Anthony Caleshu’s extraordinary book, set in polar regions, appears at first glance to riff on two other poets, T.S. Eliot and W.S. Graham:  T.S. Eliot for those lines from ‘What the Thunder said’ in which the two walking ‘up the white road’ appear to have a ghostly third walking with them.  In Eliot’s notes for this section, he suggests that the lines were stimulated by one of the Antarctic expeditions, ‘(I forget which, but I think one of Shackleton’s)’. And Caleshu appears to not towards W.S. Graham’s ‘Malcolm Mooney’s Land’ in which ‘the printed snow’ is a metaphor for the struggle with language on the white page; elsewhere Graham talks about the ‘white threshold’.  Both Eliot and Graham populate this white landscape. And this is what Caleshu does in his ‘Victor Poems’.

Set in a polar landscape, a narrator seeks to speak for the protagonists in the action as they explore, inhabit, work through that landscape.  All they time they refer to/ defer to the mysterious ‘Victor’ who appears to be the presiding genius of the place.

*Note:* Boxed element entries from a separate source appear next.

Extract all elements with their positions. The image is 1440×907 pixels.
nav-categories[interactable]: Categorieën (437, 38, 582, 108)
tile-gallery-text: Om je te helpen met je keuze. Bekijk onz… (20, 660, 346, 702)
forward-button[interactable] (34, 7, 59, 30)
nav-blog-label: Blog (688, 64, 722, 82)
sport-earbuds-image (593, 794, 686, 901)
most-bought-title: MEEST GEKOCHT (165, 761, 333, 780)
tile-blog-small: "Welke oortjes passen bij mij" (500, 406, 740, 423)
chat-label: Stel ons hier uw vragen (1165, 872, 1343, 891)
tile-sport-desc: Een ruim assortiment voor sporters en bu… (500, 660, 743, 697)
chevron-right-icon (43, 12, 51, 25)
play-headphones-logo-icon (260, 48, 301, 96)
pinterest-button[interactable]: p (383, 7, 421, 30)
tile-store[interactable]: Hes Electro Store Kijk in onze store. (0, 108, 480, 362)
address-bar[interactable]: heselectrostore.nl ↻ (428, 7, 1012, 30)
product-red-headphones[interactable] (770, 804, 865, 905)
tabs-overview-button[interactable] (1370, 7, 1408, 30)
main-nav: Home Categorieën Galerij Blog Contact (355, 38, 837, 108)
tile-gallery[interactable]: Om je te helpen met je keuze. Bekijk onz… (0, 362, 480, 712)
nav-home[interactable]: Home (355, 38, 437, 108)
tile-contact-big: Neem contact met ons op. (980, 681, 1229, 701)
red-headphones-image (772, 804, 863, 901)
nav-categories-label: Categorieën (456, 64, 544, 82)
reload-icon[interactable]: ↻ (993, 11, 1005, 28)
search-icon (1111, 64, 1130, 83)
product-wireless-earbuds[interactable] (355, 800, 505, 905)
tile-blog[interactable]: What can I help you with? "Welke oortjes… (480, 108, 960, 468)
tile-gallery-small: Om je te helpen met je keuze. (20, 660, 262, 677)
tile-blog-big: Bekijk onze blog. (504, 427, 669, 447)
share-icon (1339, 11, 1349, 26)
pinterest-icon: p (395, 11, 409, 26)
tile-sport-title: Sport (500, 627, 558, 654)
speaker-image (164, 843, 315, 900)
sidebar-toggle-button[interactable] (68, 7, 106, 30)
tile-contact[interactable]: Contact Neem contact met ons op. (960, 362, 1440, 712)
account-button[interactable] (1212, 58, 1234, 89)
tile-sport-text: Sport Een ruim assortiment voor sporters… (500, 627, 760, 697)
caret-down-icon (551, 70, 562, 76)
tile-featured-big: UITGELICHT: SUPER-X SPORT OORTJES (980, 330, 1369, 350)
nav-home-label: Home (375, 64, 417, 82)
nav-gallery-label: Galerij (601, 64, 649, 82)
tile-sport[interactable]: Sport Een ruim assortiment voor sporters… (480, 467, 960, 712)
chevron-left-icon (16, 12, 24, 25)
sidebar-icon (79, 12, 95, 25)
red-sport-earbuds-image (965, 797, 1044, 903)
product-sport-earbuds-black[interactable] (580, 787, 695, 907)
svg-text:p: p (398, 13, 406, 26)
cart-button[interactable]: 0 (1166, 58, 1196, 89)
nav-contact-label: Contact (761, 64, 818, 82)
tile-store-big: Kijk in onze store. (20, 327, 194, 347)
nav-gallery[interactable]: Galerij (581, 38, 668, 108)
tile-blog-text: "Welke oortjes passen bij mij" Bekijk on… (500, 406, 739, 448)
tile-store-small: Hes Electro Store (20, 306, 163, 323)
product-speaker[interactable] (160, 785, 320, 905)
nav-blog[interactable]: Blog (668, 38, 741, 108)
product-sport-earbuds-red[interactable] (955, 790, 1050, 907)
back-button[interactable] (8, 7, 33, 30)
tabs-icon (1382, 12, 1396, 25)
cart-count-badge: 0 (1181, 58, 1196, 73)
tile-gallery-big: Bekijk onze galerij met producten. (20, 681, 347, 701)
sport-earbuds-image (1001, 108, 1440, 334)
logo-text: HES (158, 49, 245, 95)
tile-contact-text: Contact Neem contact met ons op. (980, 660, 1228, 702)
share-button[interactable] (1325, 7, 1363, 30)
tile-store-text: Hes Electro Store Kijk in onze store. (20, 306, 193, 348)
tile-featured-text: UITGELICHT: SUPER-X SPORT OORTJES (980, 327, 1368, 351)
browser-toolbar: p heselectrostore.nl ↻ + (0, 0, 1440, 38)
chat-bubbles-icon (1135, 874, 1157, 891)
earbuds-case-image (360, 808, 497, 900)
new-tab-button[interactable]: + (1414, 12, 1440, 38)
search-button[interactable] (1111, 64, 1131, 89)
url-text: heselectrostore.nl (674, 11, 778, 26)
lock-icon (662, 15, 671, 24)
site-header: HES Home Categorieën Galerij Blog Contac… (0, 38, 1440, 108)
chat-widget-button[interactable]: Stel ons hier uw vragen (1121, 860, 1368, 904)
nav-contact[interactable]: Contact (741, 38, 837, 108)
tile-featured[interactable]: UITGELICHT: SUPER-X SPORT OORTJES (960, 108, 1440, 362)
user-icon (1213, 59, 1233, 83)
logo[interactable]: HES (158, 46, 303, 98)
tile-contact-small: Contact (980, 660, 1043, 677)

In section 18 of the poems, sub-titled ‘Fata Morgana’, Victor appears to be just that, ‘One can circle the globe looking for a friend, but here you’ve been all along, donning a hat of come-hither hints and half-formed suggestions – a beacon for polar birds of supernatural agencies’

At another point, the narrator comments:

We’d try you Victor for treason if there weren’t an attractive young woman at your side.

Your friend, she says, is an allegory for a star, a life

                Choice for those of us who’ve lost our voice.

 

Thus Victor appears to be a catchall for aspiration and the need for worship.  Victor is a kind of contemporary deus absconditus who may or may not provide a panacea for all their problems.  But toward whom the narrators seem inescapably drawn.  Victor is both friend and enemy;  both fata morgana and trickster who’s leading these people across the void towards what they both do and do not want.

These lines give some flavour of the loping, jokey prose in which the ‘epic’ is couched.   On the one hand there is a very precise evocation of the polar landscape and the techniques for existence there:  ‘We sled the ice-foot, the belt of shore-fast, until the air is as crass as the water below.’ And detail from the natural world: ‘On a platter of ice:  the murre eggs of sea birds, low flying auklets, boiled and stored in seal oil, the dovekies fermented like very ripe brie’(24. We come on the back of snowmobiles) On the other, Caleshu is never afraid to stitch his tapestry with anachronisms of both place and time: ‘If we had a boom box, we’d blast some heavy rap from the safety of a widow’s walk, while you rise up from the powder to appear in front of us with a pea-shooter’ (29. Panegyric).

This is a lamentably late review for a text which reaches out in epic fashion, in a thoroughly unique way.  The Victor Poems is a splashy, capacious poem which bubbles along in a completely engaging and involving way. If I’ve invoked Eliot and Graham, it is only that Caleshu’s poem reaches out to them in both scope and ambition.  And are its 42 sections a nod towards Douglas Adams’ answer to the ultimate question of life, the universe and everything?